14.01.2022
Jak zmniejszyć rachunki za prąd? Przytul się do kota
Magdalena Olesińska
Ten tekst przeczytasz w 2 minuty
Jedz owsiankę, rób pajacyki, ubieraj się ciepło i przytul się do kota – takie rady usłyszeli klienci brytyjskiej spółki energetycznej. W ten sposób mieli zaoszczędzić na prądzie.
fot. Shutterstock
„Przytul kota i się ogrzej” – zamiast strategii energetycznej, bulwersujące porady, które brzmią jak ponury żart. Brytyjczycy – tak jak większość mieszkańców krajów europejskich – zmagają się z kryzysem energetycznym. Podwyżki cen prądu i gazu znacząco nadwyrężą niejeden domowy budżet. Jak zapobiec wyższym rachunkom?
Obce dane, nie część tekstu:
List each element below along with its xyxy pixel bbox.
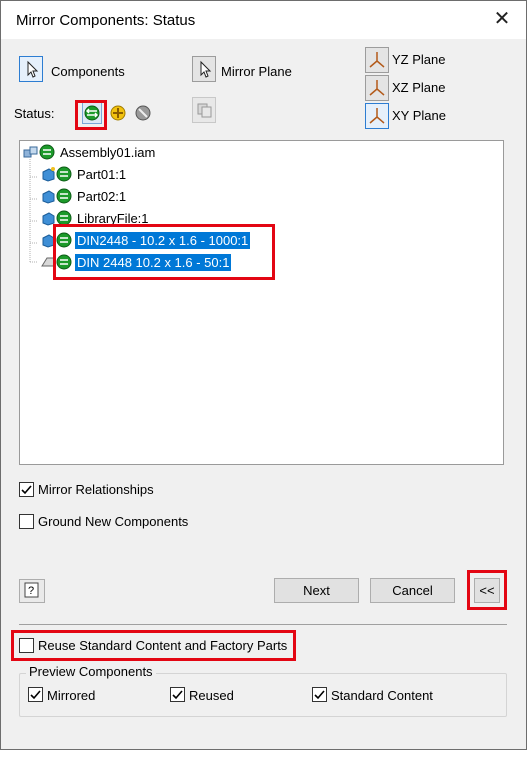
- mirror-components-dialog: Mirror Components: Status ✕ Components M…: [0, 0, 527, 750]
- xz-plane-button[interactable]: [365, 75, 389, 101]
- status-reuse-button[interactable]: [108, 103, 128, 123]
- help-icon: ?: [24, 582, 39, 598]
- preview-components-title: Preview Components: [26, 664, 156, 679]
- cursor-arrow-icon: [200, 60, 212, 78]
- tree-root-label: Assembly01.iam: [60, 144, 156, 160]
- exclude-status-icon: [135, 105, 151, 121]
- next-button[interactable]: Next: [274, 578, 359, 603]
- assembly-icon: [23, 146, 38, 158]
- components-select-button[interactable]: [19, 56, 43, 82]
- xy-plane-button[interactable]: [365, 103, 389, 129]
- tree-root-assembly[interactable]: Assembly01.iam: [23, 142, 157, 162]
- annotation-highlight-collapse: [467, 570, 507, 610]
- preview-standard-content-label[interactable]: Standard Content: [331, 688, 433, 703]
- status-exclude-button[interactable]: [133, 103, 153, 123]
- preview-reused-checkbox[interactable]: [170, 687, 185, 702]
- components-label: Components: [51, 64, 125, 79]
- annotation-highlight-status: [75, 100, 107, 130]
- close-icon[interactable]: ✕: [492, 9, 512, 29]
- mirror-relationships-label[interactable]: Mirror Relationships: [38, 482, 154, 497]
- tree-item-label: Part02:1: [77, 188, 127, 204]
- checkmark-icon: [30, 690, 41, 700]
- checkmark-icon: [21, 485, 32, 495]
- xy-plane-label[interactable]: XY Plane: [392, 108, 446, 123]
- xz-plane-label[interactable]: XZ Plane: [392, 80, 445, 95]
- copy-button[interactable]: [192, 97, 216, 123]
- mirror-status-icon: [56, 166, 72, 182]
- svg-text:?: ?: [28, 585, 34, 597]
- help-button[interactable]: ?: [19, 579, 45, 603]
- tree-item-part01[interactable]: Part01:1: [40, 164, 128, 184]
- reuse-status-icon: [110, 105, 126, 121]
- xz-plane-icon: [369, 80, 385, 96]
- preview-reused-label[interactable]: Reused: [189, 688, 234, 703]
- yz-plane-label[interactable]: YZ Plane: [392, 52, 445, 67]
- cursor-arrow-icon: [27, 60, 39, 78]
- xy-plane-icon: [369, 108, 385, 124]
- yz-plane-button[interactable]: [365, 47, 389, 73]
- mirror-status-icon: [56, 188, 72, 204]
- mirror-plane-select-button[interactable]: [192, 56, 216, 82]
- tree-item-part02[interactable]: Part02:1: [40, 186, 128, 206]
- ground-new-components-label[interactable]: Ground New Components: [38, 514, 188, 529]
- checkmark-icon: [314, 690, 325, 700]
- tree-item-label: Part01:1: [77, 166, 127, 182]
- preview-standard-content-checkbox[interactable]: [312, 687, 327, 702]
- yz-plane-icon: [369, 52, 385, 68]
- annotation-highlight-reuse: [11, 630, 296, 661]
- part-icon: [42, 190, 55, 204]
- ground-new-components-checkbox[interactable]: [19, 514, 34, 529]
- preview-mirrored-label[interactable]: Mirrored: [47, 688, 95, 703]
- component-tree[interactable]: Assembly01.iam Part01:1 Part02:1 Library…: [19, 140, 504, 465]
- mirror-status-icon: [39, 144, 55, 160]
- checkmark-icon: [172, 690, 183, 700]
- cancel-button[interactable]: Cancel: [370, 578, 455, 603]
- part-icon: [42, 167, 55, 182]
- mirror-plane-label: Mirror Plane: [221, 64, 292, 79]
- dialog-title: Mirror Components: Status: [16, 12, 196, 29]
- annotation-highlight-selected-parts: [53, 224, 275, 280]
- preview-mirrored-checkbox[interactable]: [28, 687, 43, 702]
- divider: [19, 624, 507, 625]
- title-bar: Mirror Components: Status ✕: [1, 1, 526, 39]
- copy-icon: [197, 103, 212, 118]
- status-label: Status:: [14, 106, 55, 121]
- mirror-relationships-checkbox[interactable]: [19, 482, 34, 497]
Spółka SSE Energy Services, należąca do Ovo Energy, postanowiła podzielić się złotymi radami ze swoimi klientami. Za pośrednictwem poczty elektronicznej wysłała link do artykułu na blogu, by mogli się z nimi zapoznać. Choć firma przeprosiła, a porady usunięto, niesmak pozostał.
Zimno ci? Jedz owsiankę i przytul kota
„Obraźliwe”, „żenujące” i „niewrażliwe” – to tylko nieliczne słowa krytyki, z którymi musiała zmierzyć się jedna z największych brytyjskich spółek energetycznych po tym, jak doradziła swoim klientom, co mogą zrobić, by zmniejszyć rachunki za prąd. Co to były za wskazówki?
Chociażby takie jak ubieranie się ciepło, picie więcej wody, jedzenie imbiru i gorącej owsianki. Zaznaczono, by unikać spożywania chili, gdyż wzmaga pocenie się, i alkoholu. Firma zachęcała też swoich klientów, by więcej czasu spędzała na aktywności, a dokładniej na sprzątaniu domu, kręceniu hula-hop czy robieniu pajacyków. To jednak nie koniec porad. Wśród „10 prostych i opłacalnych sposobów na obniżenie rachunków za prąd” zalecano ogrzanie się przez pozostawienie otwartego piekarnika po skończonym pieczeniu i przytulanie się do zwierząt domowych czy bliskich osób.
Lawina krytyki
Sugestiami brytyjskiego dostawcy energii zniesmaczeni byli zarówno klienci, jak i politycy.
Mówienie, że ktoś ma założyć sweter, zamiast włączyć ogrzewanie jeśli go na to nie stać, w czasie tak trudnym dla wielu rodzin, jest po prostu obraźliwe – skomentował Darren Jones, poseł Partii Pracy.
Porady z bloga zniknęły, a firma wydała oświadczenie, w którym przeprosiła za „nieprzydatne” i „nieprzemyślane” wskazówki.